By Arjun Raghavan, Security & Systems Lead, BIPI · May 12, 2024 · 9 min read
On January 12, 2024, Microsoft's security team detected an intrusion in its corporate environment by Midnight Blizzard, the Russian SVR cluster also tracked as APT29 or Cozy Bear. Microsoft disclosed on January 19 that the actor had read email from senior leadership accounts and members of its cybersecurity and legal teams. Later disclosures revealed the actor had also accessed source code repositories and was using exfiltrated secrets to attempt customer environment access. The way in was almost cinematic in its simplicity.
Timeline
Microsoft says initial access was in late November 2023 via password-spray against a legacy non-production test tenant. The compromised account had no MFA. The account was assigned to a legacy OAuth application that had elevated permissions into Microsoft's corporate Exchange Online tenant, the kind of cross-tenant trust that was set up years earlier and never reviewed. By late November, Midnight Blizzard was using those OAuth permissions to read corporate mailboxes. They operated for roughly seven weeks before Microsoft caught them on January 12. Disclosure was eight days later. Follow-up disclosures in March and April confirmed continued access attempts using credentials and secrets harvested from the email corpus.
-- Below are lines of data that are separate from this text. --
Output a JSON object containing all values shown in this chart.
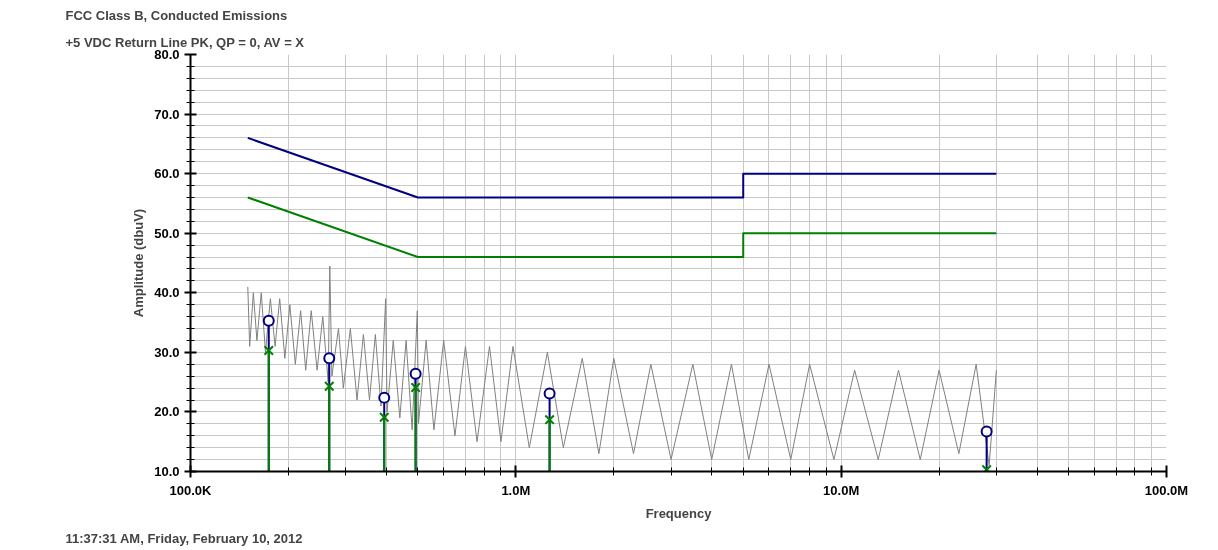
{
  "chart_data": {
    "type": "line",
    "title": "FCC  Class B, Conducted Emissions",
    "subtitle": "+5 VDC Return Line PK, QP = 0, AV = X",
    "xlabel": "Frequency",
    "ylabel": "Amplitude (dbuV)",
    "annotations": [
      "11:37:31 AM, Friday, February 10, 2012"
    ],
    "log": "x",
    "grid": true,
    "xlim": [
      100000,
      100000000
    ],
    "xticks": [
      {
        "value": 100000,
        "label": "100.0K"
      },
      {
        "value": 1000000,
        "label": "1.0M"
      },
      {
        "value": 10000000,
        "label": "10.0M"
      },
      {
        "value": 100000000,
        "label": "100.0M"
      }
    ],
    "ylim": [
      10,
      80
    ],
    "yticks": [
      {
        "value": 10,
        "label": "10.0"
      },
      {
        "value": 20,
        "label": "20.0"
      },
      {
        "value": 30,
        "label": "30.0"
      },
      {
        "value": 40,
        "label": "40.0"
      },
      {
        "value": 50,
        "label": "50.0"
      },
      {
        "value": 60,
        "label": "60.0"
      },
      {
        "value": 70,
        "label": "70.0"
      },
      {
        "value": 80,
        "label": "80.0"
      }
    ],
    "series": [
      {
        "color": "#808080",
        "marker": "none",
        "x": [
          150000,
          152000,
          156000,
          160000,
          165000,
          170000,
          176000,
          182000,
          188000,
          195000,
          202000,
          210000,
          218000,
          226000,
          235000,
          245000,
          255000,
          265000,
          268000,
          272000,
          285000,
          295000,
          310000,
          325000,
          340000,
          355000,
          370000,
          385000,
          398000,
          402000,
          420000,
          440000,
          460000,
          480000,
          498000,
          502000,
          530000,
          560000,
          600000,
          650000,
          700000,
          760000,
          830000,
          900000,
          980000,
          1100000,
          1250000,
          1400000,
          1600000,
          1800000,
          2000000,
          2300000,
          2600000,
          3000000,
          3500000,
          4000000,
          4600000,
          5200000,
          6000000,
          7000000,
          8000000,
          9500000,
          11000000,
          13000000,
          15000000,
          17500000,
          20000000,
          23000000,
          26000000,
          28500000,
          30000000
        ],
        "values": [
          41,
          31,
          40,
          32,
          40,
          30,
          39,
          31,
          39,
          29,
          38,
          28,
          37,
          27,
          37,
          27,
          36,
          25,
          44.5,
          26,
          34,
          24,
          34,
          22,
          33,
          22,
          33,
          21,
          39,
          20,
          32,
          19,
          32,
          17,
          37,
          18,
          32,
          17,
          32,
          16,
          31,
          15,
          31,
          15,
          31,
          14,
          30,
          14,
          29,
          13,
          29,
          13,
          28,
          12,
          28,
          12,
          28,
          12,
          28,
          12,
          28,
          12,
          27,
          12,
          27,
          12,
          27,
          13,
          28,
          11,
          27
        ]
      },
      {
        "color": "#000080",
        "marker": "none",
        "x": [
          150000,
          500000,
          5000000,
          5000000,
          30000000
        ],
        "values": [
          66,
          56,
          56,
          60,
          60
        ]
      },
      {
        "color": "#008000",
        "marker": "none",
        "x": [
          150000,
          500000,
          5000000,
          5000000,
          30000000
        ],
        "values": [
          56,
          46,
          46,
          50,
          50
        ]
      },
      {
        "type": "lollipop",
        "color": "#000080",
        "marker": "circle",
        "x": [
          174000,
          267000,
          394000,
          492000,
          1270000,
          28000000
        ],
        "values": [
          35.3,
          29.0,
          22.4,
          26.4,
          23.1,
          16.7
        ]
      },
      {
        "type": "lollipop",
        "color": "#008000",
        "marker": "cross",
        "x": [
          174000,
          267000,
          394000,
          492000,
          1270000,
          28000000
        ],
        "values": [
          30.3,
          24.3,
          19.1,
          24.1,
          18.7,
          10.3
        ]
      }
    ]
  }
}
Root cause: forgotten OAuth trust
The single chain of events is worth restating because it is depressingly normal. A test tenant existed. A test account in that tenant did not have MFA. A legacy OAuth application in that tenant had been granted broad permissions into the corporate tenant for a long-forgotten integration. The actor sprayed the test account, took over the legacy OAuth app, and rode the app's permissions across the tenant boundary into the corporate mail store. Each step on its own looks survivable. The composition was fatal.
Attacker actions
Once inside, Midnight Blizzard did what APT29 always does: read mail, take notes, pivot. The targeting was specific. They read mailboxes of senior leadership and of the people leading the response to APT29 itself, which is a tradecraft signature for this group. They harvested credentials and tokens that appeared in email bodies and attachments. Those secrets included some Microsoft source code repository tokens, which they used in subsequent months to attempt access to internal source repos. In a smaller number of cases, secrets harvested from the mailboxes were used to attempt access to Microsoft customer environments.
Detection
Microsoft has not published a clean detection narrative for the initial detection. What we can infer from the OAuth-abuse signature is that the loud part was application identity activity outside normal patterns: an OAuth principal making Graph API calls at hours and volumes that did not match its registered purpose, hitting mailboxes outside its declared scope. That class of signal is now baked into Microsoft Entra ID Identity Protection and similar tools, but only if you are looking at it.
Lessons
Non-production is production for the attacker. Every test tenant, dev environment, and acquired company tenant is a path with the same destination as your hardened corporate environment, as long as a single OAuth grant or trust relationship bridges them. The hygiene work is unglamorous: enumerate every tenant under organizational control, enforce MFA on all of them, periodically review and prune OAuth consent grants, and assume cross-tenant trust will eventually be abused.
The second lesson is about disclosure. Microsoft updated its public statements at least three times as the scope expanded. That cadence is the right model. Initial disclosures will always understate scope. Building a public communications loop that supports continuous correction is more useful than waiting for certainty that never arrives.
The BIPI take
The Microsoft Midnight Blizzard incident is the most accessible case study available for OAuth abuse at scale. The mitigations are not exotic. They are: MFA everywhere with no exceptions, periodic review of every OAuth consent in every tenant, and conditional access policies that constrain service principals to expected IPs and behaviors. If a vendor with Microsoft's resources and signal can be compromised through a forgotten test tenant, the rest of us should be auditing ours this week.